I soldati sardi per il Messaggero: scimmiette ammaestrate dalla memoria sbiadita

Analisi del testo
Premessa. Questa è un’analisi dell’articolo pubblicato da Il Messaggero nella giornata di ieri. Vedere i nostri connazionali vantati come soldati non ci fa piacere: in primo luogo perché non vorremmo dover assistere ad apologie del bellicismo in un tempo in cui il pianeta ha più che mai bisogno di cooperazione, conoscenza, solidarietà; in secondo luogo, perché ci fa male vedere i sardi esaltati nel partecipare a una guerra per conto di altri; infine, perché sappiamo che se tanti ragazzi sardi scelgono di arruolarsi è soprattutto a causa di mancanza di alternative lavorative, una situazione indotta da uno stato italiano che così facendo fa credere ai sardi che la loro unica abilità è quella del “combattere ed obbedire”. Alla fine, chi li salva dalla disoccupazione è lo stato che “offre” loro un posto da militari.

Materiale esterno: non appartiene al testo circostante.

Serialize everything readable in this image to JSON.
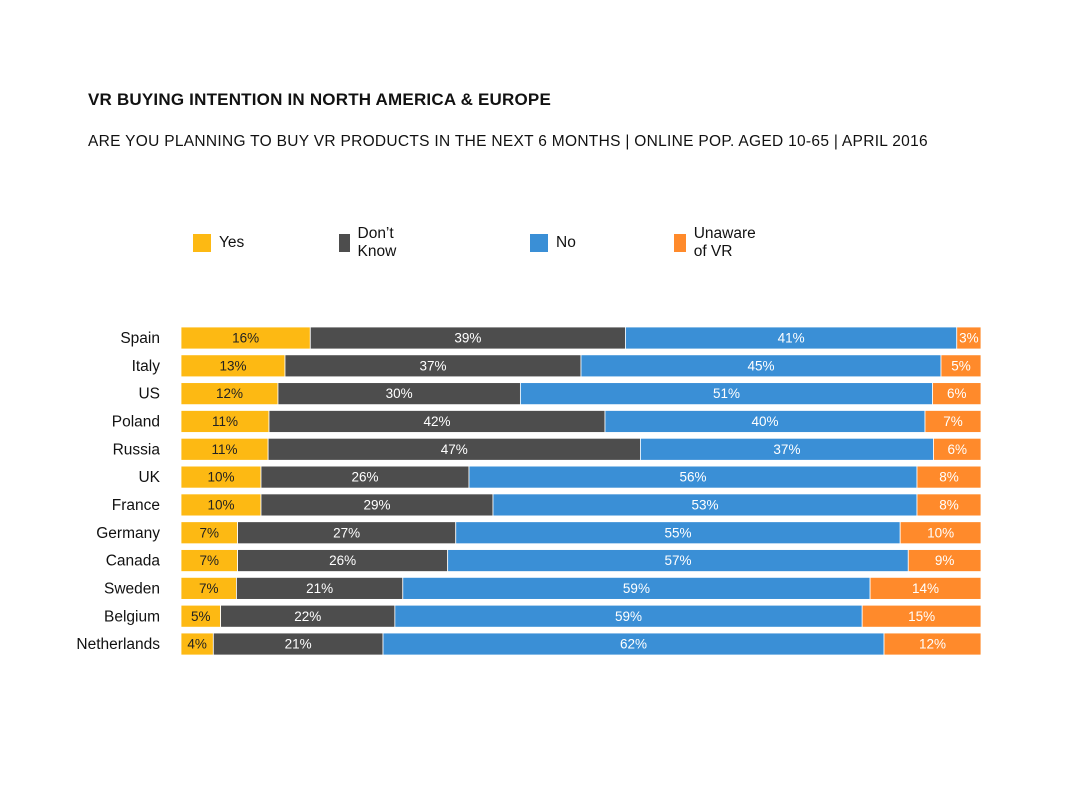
{
  "chart_data": {
    "type": "bar",
    "orientation": "horizontal-stacked-100",
    "title": "VR BUYING INTENTION IN NORTH AMERICA & EUROPE",
    "subtitle": "ARE YOU PLANNING TO BUY VR PRODUCTS IN THE NEXT 6 MONTHS | ONLINE POP. AGED 10-65 | APRIL 2016",
    "xlabel": "",
    "ylabel": "",
    "xlim": [
      0,
      100
    ],
    "legend_position": "top",
    "categories": [
      "Spain",
      "Italy",
      "US",
      "Poland",
      "Russia",
      "UK",
      "France",
      "Germany",
      "Canada",
      "Sweden",
      "Belgium",
      "Netherlands"
    ],
    "series": [
      {
        "name": "Yes",
        "color": "#FDB913",
        "label_color": "#222222",
        "values": [
          16,
          13,
          12,
          11,
          11,
          10,
          10,
          7,
          7,
          7,
          5,
          4
        ]
      },
      {
        "name": "Don’t Know",
        "color": "#4D4D4D",
        "label_color": "#ffffff",
        "values": [
          39,
          37,
          30,
          42,
          47,
          26,
          29,
          27,
          26,
          21,
          22,
          21
        ]
      },
      {
        "name": "No",
        "color": "#3A8FD6",
        "label_color": "#ffffff",
        "values": [
          41,
          45,
          51,
          40,
          37,
          56,
          53,
          55,
          57,
          59,
          59,
          62
        ]
      },
      {
        "name": "Unaware of VR",
        "color": "#FF8A2B",
        "label_color": "#ffffff",
        "values": [
          3,
          5,
          6,
          7,
          6,
          8,
          8,
          10,
          9,
          14,
          15,
          12
        ]
      }
    ]
  }
}
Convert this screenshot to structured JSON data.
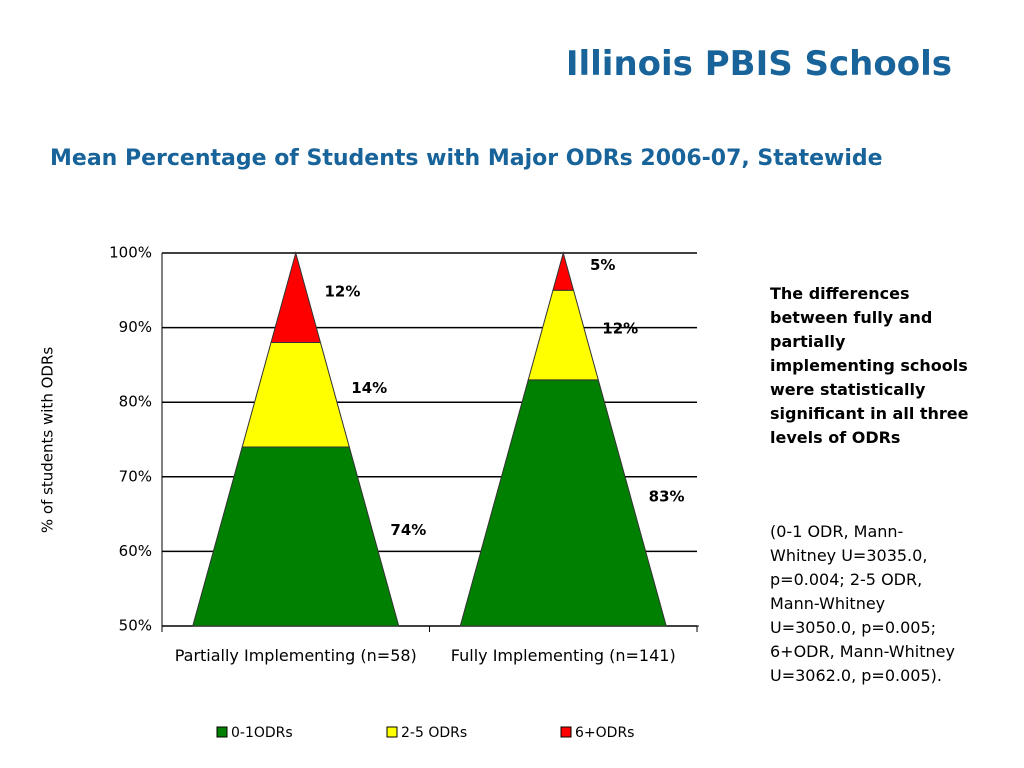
{
  "chart_data": {
    "type": "pyramid",
    "title": "Illinois PBIS Schools",
    "subtitle": "Mean Percentage of Students with Major ODRs 2006-07, Statewide",
    "y_label": "% of students with ODRs",
    "categories": [
      "Partially Implementing (n=58)",
      "Fully Implementing (n=141)"
    ],
    "series": [
      {
        "name": "0-1ODRs",
        "color": "#008000",
        "values": [
          74,
          83
        ],
        "value_labels": [
          "74%",
          "83%"
        ]
      },
      {
        "name": "2-5 ODRs",
        "color": "#ffff00",
        "values": [
          14,
          12
        ],
        "value_labels": [
          "14%",
          "12%"
        ]
      },
      {
        "name": "6+ODRs",
        "color": "#ff0000",
        "values": [
          12,
          5
        ],
        "value_labels": [
          "12%",
          "5%"
        ]
      }
    ],
    "ylim": [
      50,
      100
    ],
    "yticks": [
      {
        "value": 50,
        "label": "50%"
      },
      {
        "value": 60,
        "label": "60%"
      },
      {
        "value": 70,
        "label": "70%"
      },
      {
        "value": 80,
        "label": "80%"
      },
      {
        "value": 90,
        "label": "90%"
      },
      {
        "value": 100,
        "label": "100%"
      }
    ],
    "grid": true,
    "note": "The differences between fully and partially implementing schools were statistically significant in all three levels of ODRs",
    "stats": "(0-1 ODR, Mann-Whitney U=3035.0, p=0.004; 2-5 ODR, Mann-Whitney U=3050.0, p=0.005; 6+ODR, Mann-Whitney U=3062.0, p=0.005)."
  }
}
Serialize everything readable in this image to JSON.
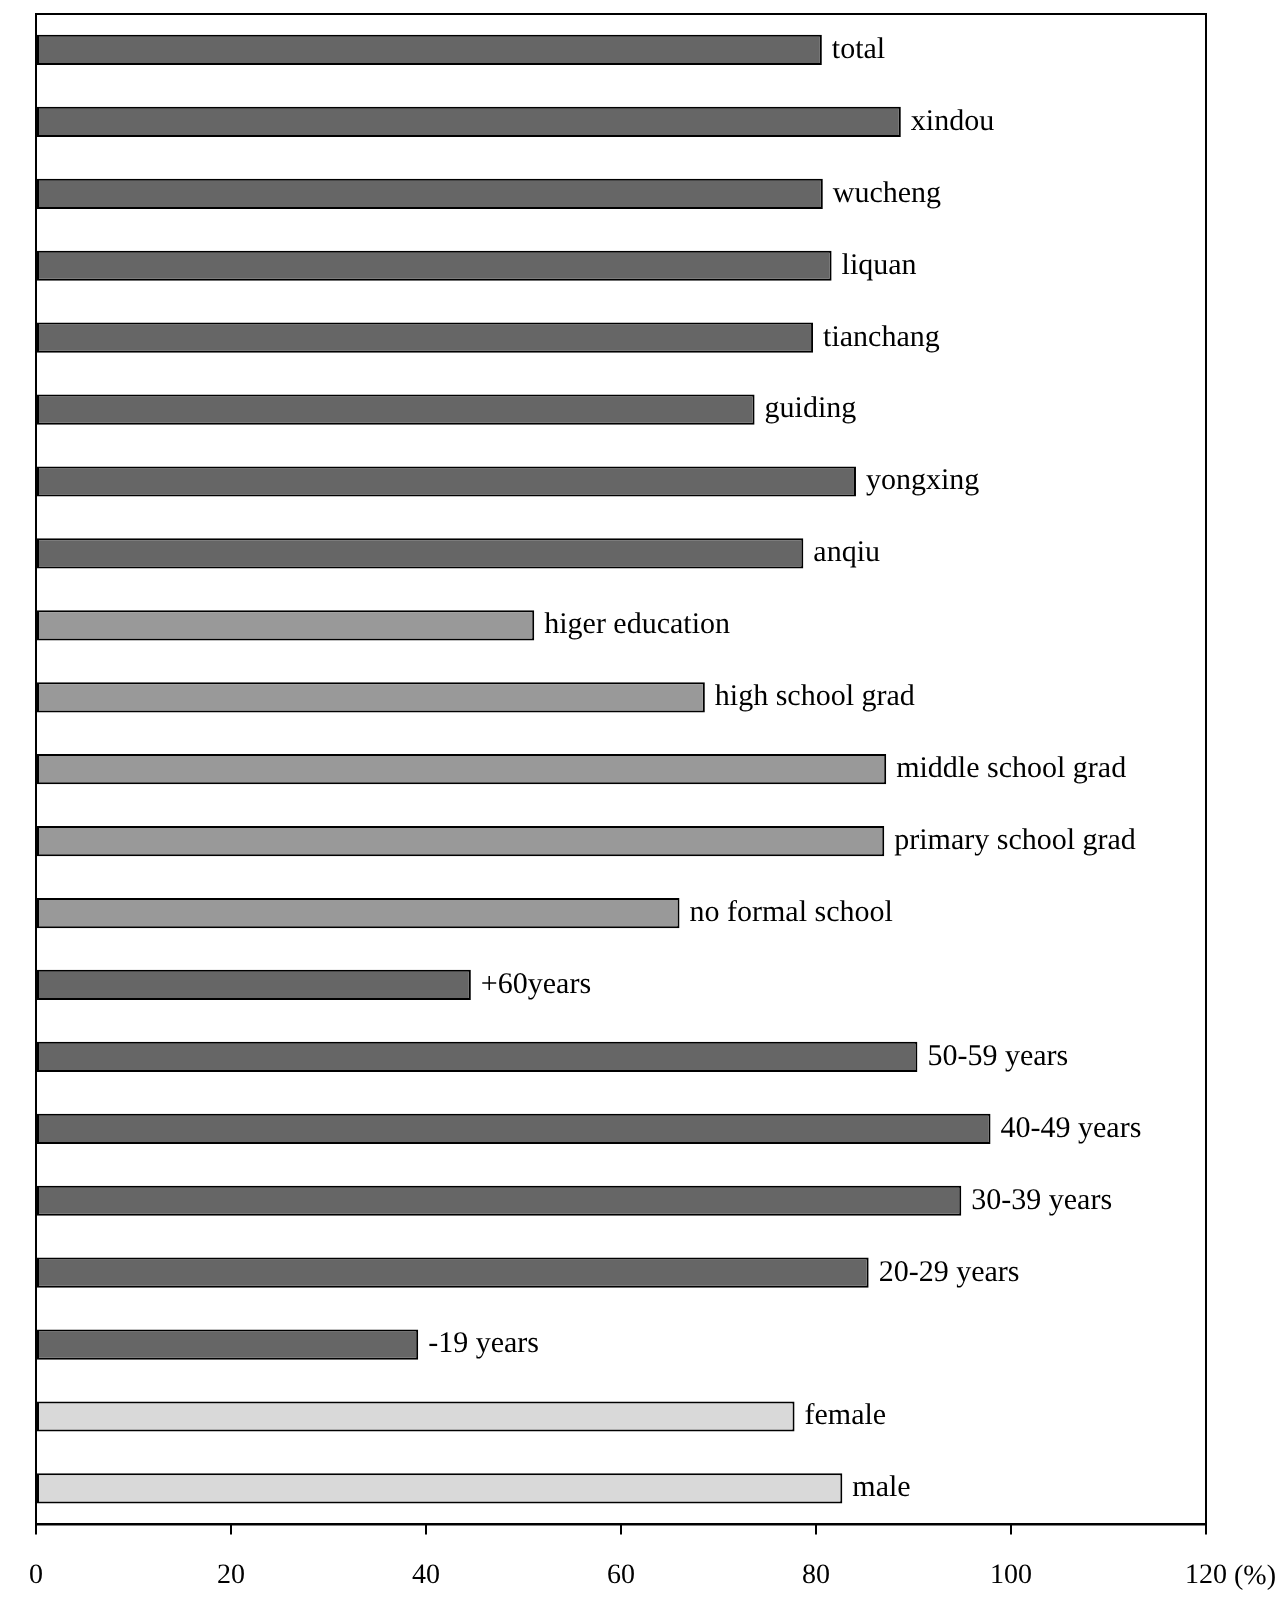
{
  "chart_data": {
    "type": "bar",
    "orientation": "horizontal",
    "xlabel": "(%)",
    "categories": [
      "total",
      "xindou",
      "wucheng",
      "liquan",
      "tianchang",
      "guiding",
      "yongxing",
      "anqiu",
      "higer education",
      "high school grad",
      "middle school grad",
      "primary school grad",
      "no formal school",
      "+60years",
      "50-59 years",
      "40-49 years",
      "30-39 years",
      "20-29 years",
      "-19 years",
      "female",
      "male"
    ],
    "values": [
      80.6,
      88.7,
      80.7,
      81.6,
      79.7,
      73.7,
      84.1,
      78.7,
      51.1,
      68.6,
      87.2,
      87.0,
      66.0,
      44.6,
      90.4,
      97.9,
      94.9,
      85.4,
      39.2,
      77.8,
      82.7
    ],
    "colors": [
      "#666666",
      "#666666",
      "#666666",
      "#666666",
      "#666666",
      "#666666",
      "#666666",
      "#666666",
      "#999999",
      "#999999",
      "#999999",
      "#999999",
      "#999999",
      "#666666",
      "#666666",
      "#666666",
      "#666666",
      "#666666",
      "#666666",
      "#d9d9d9",
      "#d9d9d9"
    ],
    "xlim": [
      0,
      120
    ],
    "xticks": [
      0,
      20,
      40,
      60,
      80,
      100,
      120
    ],
    "grid": false,
    "legend": false
  }
}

🖊 Il Messaggero cambia veste e diventa National Geographic Italia. Studia le scimmiette sarde che vanno in guerra travestite con le divise militari italiane.
“Ma i sardi sono fatti così: tra loro parlano in sardo, si capiscono più facilmente e quando c’è concitazione fanno prima a comunicare con la lingua dei loro paesi”.
Ancor peggio, come scienziati che studiano scimmiette, pongono il focus sulla lingua: “Le varianti dialettali che nell’isola creano sfide di campanile, in guerra si appiattiscono velocemente. Campidanese e logudorese si mischiano subito e poi bastano poche battute per spiegare al commilitone più vicino che nei paraggi c’è un pericolo”… che basta l’errata terminologia tecnica – il Campidanese e il Logudorese sono varietà e non varianti – per rivelare il finto rigore e l’onnipresente pressappochismo della stampa italiana.
Da questo passaggio emergono due cose: anche gli italiani si rendono conto che le diatribe sulla lingua sono piuttosto inutili; in secondo luogo, è notevole lo stupore del tutto italiano nel vedere che la lingua sarda è in tutto e per tutto una lingua come tutte le altre, non un modo grezzo di comunicare tra uomini di Neanderthal.
Poi: “La lingua sarda all’Italia è stata molto utile. In qualche modo ha fatto la storia”.
Quindi la nostra lingua è utile, come noi sardi siamo utili, solo in guerra, per l’Italia. Carne da macello, come ad inizio 1900.
Breve rettifica storica: sembra si siano dimenticati che, una volta tornati dal fronte della 1ª guerra mondiale, i soldati sardi si aspettavano di fare l’indipendenza, peccato abbiano scelto un leader sbagliato come Lussu, che è stato il primo ad aver affossato la voglia di autodeterminazione di un’intera nazione, la nostra.
Non possiamo non riprendere le parole del grande Antonio Gramsci, il quale giudica bene la gente italica e il trattamento riservato a tutti noi da ormai tre secoli: “tutta questa ciurmaglia elegante e ben pasciuta oggi festeggia i contadini, i pastori e gli artigiani della Brigata “Sassari”. Regalano […] coccarde e sorrisi a questi uomini, ai quali hanno tolto tutto, ai quali l’esattore mette all’asta il campicello e la casuccia per tre soldi di imposta non pagata, ai quali non hanno mai dato scuole, né acquedotti, né porti, né giustizia, ai quali hanno sempre domandato sacrifizi, fino al massimo sacrifizio della vita. Oggi li festeggiano, li carezzano, li avvolgono di occhiate tenere, pare ne palpino i muscoli e i nervi.”
Ancora oggi queste parole sono attuali e descrivono bene la mentalità con la quale veniamo visti: belli e buoni solo quando ci sacrifichiamo in nome di un’altra nazione, come se quella fosse l’unica e più alta aspirazione che noi sardi possiamo avere.